Report: Medicare Boosted By Health Care Reform

WASHINGTON -- The Medicare trust fund will last eight years longer than it would have without the passage of last year's health care law, the program’s trustees announced Friday in a report.

The nonpartisan lead actuary for Medicare, Rick Foster, estimated that without the health care overhaul, the program’s trust fund would have run dry by 2016. With the law in effect, Foster projected, the trust fund will last through 2024.

The reform law extended Medicare's solvency in large part by targeting a program called Medicare Advantage, which allowed private insurers to provide Medicare-funded policies that ended up costing significantly more than the government insurance program itself. The cuts to Medicare Advantage were used during the 2010 election to hammer Democrats for taking money from Medicare to pay for other elements of health care reform.

But despite the boost from the health care law, the trust fund's overall stability has suffered since last year. As USA Today and other news outlets noted, the 2010 report projected the surplus would last until 2029, five years later than Friday's forecast.

“The five year change from the 2010 trustee report was due to a slowdown in the national economy, which resulted in a decline in tax revenues and higher real projected expenditures,” the Centers for Medicare & Medicaid Services (CMS) said in a statement. “This is not the first time that the HI Trust Fund expiration date has been affected by a decline in anticipated revenues. In 2004, for example, the Trust Fund exhaustion date moved up by 7 years, in large part because payroll tax revenues in 2003 were lower than had been anticipated.”

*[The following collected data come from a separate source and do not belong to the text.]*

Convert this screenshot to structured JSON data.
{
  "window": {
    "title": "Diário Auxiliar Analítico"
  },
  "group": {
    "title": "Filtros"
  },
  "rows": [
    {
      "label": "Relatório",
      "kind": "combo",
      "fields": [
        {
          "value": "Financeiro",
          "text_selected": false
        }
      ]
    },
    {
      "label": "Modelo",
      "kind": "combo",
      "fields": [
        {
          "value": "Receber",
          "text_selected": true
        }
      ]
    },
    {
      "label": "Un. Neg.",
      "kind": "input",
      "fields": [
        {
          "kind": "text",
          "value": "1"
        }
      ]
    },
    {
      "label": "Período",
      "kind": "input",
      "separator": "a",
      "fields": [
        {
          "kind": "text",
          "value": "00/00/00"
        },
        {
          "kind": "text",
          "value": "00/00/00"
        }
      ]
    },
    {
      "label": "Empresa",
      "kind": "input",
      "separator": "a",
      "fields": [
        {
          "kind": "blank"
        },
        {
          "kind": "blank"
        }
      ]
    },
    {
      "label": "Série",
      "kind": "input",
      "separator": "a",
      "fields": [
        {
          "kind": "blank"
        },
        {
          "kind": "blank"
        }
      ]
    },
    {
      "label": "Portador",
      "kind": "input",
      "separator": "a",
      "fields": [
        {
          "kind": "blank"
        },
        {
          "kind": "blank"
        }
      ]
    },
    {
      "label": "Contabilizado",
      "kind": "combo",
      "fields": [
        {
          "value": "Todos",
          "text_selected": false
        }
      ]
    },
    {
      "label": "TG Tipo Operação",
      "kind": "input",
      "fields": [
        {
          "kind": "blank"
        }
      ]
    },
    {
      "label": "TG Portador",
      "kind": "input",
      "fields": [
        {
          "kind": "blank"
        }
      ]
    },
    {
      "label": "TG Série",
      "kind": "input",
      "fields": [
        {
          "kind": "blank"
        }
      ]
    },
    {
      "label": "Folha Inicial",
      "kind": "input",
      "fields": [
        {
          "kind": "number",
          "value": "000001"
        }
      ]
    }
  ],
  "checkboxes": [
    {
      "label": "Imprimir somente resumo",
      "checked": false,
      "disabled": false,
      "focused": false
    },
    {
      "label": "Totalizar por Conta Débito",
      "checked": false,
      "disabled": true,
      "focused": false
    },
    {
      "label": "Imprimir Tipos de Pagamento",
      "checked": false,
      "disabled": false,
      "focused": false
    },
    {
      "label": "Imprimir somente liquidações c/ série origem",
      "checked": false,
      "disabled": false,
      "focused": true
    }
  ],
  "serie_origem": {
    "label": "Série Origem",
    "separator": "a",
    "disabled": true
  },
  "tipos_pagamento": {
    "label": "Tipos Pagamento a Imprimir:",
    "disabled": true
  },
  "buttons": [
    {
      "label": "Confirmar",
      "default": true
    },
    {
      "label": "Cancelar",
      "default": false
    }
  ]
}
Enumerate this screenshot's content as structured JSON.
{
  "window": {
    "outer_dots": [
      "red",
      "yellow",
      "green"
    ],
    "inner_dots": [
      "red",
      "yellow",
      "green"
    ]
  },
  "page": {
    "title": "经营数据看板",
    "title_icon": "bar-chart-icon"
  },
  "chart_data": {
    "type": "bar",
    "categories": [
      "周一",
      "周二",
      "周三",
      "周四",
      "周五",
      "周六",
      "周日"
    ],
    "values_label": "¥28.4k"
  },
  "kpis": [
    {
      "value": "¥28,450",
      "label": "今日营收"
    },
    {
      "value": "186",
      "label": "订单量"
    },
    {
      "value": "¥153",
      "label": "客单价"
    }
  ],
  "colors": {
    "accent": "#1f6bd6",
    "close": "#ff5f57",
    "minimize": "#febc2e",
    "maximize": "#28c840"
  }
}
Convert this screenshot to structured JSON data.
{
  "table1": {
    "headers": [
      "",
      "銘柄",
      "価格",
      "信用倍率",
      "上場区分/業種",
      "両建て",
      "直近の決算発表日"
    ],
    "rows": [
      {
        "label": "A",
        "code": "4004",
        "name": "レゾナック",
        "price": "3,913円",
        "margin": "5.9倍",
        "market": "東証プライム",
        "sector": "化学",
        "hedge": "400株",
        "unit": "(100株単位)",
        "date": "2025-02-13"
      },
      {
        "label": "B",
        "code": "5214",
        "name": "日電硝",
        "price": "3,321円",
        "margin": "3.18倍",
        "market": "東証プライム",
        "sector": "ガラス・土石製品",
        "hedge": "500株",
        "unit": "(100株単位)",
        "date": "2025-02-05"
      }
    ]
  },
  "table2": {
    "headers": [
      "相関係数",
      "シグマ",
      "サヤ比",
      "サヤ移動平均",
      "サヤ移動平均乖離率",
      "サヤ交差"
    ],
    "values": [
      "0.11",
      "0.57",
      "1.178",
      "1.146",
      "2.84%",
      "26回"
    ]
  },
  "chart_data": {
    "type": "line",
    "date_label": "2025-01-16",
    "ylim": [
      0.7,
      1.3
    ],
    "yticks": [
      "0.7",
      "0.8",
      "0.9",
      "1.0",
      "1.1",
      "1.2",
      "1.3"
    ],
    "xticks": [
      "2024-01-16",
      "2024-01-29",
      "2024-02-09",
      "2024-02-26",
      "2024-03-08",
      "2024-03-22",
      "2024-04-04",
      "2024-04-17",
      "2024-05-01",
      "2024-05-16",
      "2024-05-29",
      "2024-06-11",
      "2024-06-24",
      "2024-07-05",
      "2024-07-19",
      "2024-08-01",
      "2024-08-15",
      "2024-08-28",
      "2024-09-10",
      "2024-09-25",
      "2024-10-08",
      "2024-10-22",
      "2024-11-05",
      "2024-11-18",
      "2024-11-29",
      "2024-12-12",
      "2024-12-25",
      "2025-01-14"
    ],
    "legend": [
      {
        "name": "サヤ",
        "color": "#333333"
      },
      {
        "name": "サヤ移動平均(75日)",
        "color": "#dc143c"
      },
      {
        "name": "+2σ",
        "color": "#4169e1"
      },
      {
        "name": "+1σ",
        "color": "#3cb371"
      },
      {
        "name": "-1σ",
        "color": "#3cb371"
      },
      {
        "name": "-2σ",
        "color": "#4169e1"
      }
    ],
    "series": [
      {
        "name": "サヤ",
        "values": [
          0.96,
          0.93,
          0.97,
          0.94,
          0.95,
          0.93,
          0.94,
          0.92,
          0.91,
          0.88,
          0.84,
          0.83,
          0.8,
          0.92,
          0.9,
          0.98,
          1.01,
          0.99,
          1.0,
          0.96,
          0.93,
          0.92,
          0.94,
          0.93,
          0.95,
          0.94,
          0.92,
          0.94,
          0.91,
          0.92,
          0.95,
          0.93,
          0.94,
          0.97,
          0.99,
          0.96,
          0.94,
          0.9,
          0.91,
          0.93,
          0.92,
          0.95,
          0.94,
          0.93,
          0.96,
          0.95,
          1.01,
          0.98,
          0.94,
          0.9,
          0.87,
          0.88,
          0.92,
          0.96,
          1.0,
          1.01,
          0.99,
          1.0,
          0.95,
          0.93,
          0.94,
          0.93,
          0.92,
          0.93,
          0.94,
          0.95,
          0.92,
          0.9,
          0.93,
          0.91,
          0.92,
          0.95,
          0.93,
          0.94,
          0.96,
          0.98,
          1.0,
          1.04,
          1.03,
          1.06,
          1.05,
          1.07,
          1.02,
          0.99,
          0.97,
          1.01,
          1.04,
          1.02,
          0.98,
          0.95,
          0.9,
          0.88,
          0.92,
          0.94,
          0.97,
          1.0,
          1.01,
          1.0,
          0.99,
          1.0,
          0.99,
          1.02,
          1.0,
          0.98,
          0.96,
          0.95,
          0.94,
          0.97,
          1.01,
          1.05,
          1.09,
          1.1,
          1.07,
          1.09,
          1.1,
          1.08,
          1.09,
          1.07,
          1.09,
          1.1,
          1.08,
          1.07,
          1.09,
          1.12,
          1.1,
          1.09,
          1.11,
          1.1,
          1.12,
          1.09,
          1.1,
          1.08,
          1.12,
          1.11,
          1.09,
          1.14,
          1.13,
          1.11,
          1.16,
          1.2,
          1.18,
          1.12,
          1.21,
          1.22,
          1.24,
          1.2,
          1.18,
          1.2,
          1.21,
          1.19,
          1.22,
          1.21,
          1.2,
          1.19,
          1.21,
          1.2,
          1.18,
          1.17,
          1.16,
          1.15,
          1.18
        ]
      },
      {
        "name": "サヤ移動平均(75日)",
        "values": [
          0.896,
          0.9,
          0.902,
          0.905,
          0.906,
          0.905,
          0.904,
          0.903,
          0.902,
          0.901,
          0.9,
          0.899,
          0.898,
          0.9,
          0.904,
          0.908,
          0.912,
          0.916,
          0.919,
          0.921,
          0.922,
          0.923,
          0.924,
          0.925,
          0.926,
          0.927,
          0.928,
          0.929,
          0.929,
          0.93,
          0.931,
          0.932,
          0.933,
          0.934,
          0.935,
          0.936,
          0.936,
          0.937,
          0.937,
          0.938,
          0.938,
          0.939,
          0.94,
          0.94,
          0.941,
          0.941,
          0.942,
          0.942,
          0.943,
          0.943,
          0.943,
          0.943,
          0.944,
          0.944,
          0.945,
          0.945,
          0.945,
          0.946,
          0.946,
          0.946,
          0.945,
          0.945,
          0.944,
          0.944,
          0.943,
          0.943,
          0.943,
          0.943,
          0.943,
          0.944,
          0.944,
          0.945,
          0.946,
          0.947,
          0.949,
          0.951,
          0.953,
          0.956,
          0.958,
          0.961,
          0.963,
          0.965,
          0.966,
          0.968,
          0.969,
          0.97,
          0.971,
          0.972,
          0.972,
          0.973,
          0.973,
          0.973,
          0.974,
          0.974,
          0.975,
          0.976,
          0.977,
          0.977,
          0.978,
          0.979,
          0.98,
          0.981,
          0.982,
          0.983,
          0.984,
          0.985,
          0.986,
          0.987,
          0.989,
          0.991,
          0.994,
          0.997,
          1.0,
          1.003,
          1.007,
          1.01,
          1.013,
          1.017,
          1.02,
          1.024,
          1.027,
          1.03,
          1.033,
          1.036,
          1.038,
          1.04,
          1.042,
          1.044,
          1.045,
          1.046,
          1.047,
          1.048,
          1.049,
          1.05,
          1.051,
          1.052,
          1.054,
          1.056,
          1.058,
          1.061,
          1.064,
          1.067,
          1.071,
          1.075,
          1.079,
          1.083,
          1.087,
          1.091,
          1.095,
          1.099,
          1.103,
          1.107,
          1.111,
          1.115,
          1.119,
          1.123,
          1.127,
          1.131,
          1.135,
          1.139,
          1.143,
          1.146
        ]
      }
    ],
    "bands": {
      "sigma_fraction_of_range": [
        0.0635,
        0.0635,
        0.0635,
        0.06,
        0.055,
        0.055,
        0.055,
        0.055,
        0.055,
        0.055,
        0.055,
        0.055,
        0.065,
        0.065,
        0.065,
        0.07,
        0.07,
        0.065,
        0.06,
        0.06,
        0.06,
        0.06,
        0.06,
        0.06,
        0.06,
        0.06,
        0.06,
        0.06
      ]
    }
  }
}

Even with health care reform implemented, however, the fund’s annual expenditures are expected to exceed revenue in 2012 and each following year, as health care costs continue to outpace inflation. U.S. health care costs per capita also greatly exceed those for other industrialized countries, despite poorer health outcomes.

Rising health care costs are driven not only by an aging population, but by a lack of competition among insurance companies and a pharmaceutical copyright system that prevents cheaper drugs from entering the market. Health care reform strove to address the former issue by creating state-based exchanges where plans will compete, but only entrenched the latter problem.

During the health care reform debate, Democrats pushed for a public health insurance option that would reduce premiums by requiring insurers to compete with a public plan. The Congressional Budget Office has estimated it could save nearly $60 billion over 10 years.

Health and Human Services Secretary Kathleen Sebelius highlighted the boost reform gave to Medicare. “Over the next 75 years, Medicare’s Hospital Insurance costs are projected to be about 25 percent lower due to the new law,” she said in a statement. "And without the historic deficit reduction in the Affordable Care Act, Medicare would have gone bankrupt in 2016 -- only five years from now."

Still, 2024 isn’t much further down the road.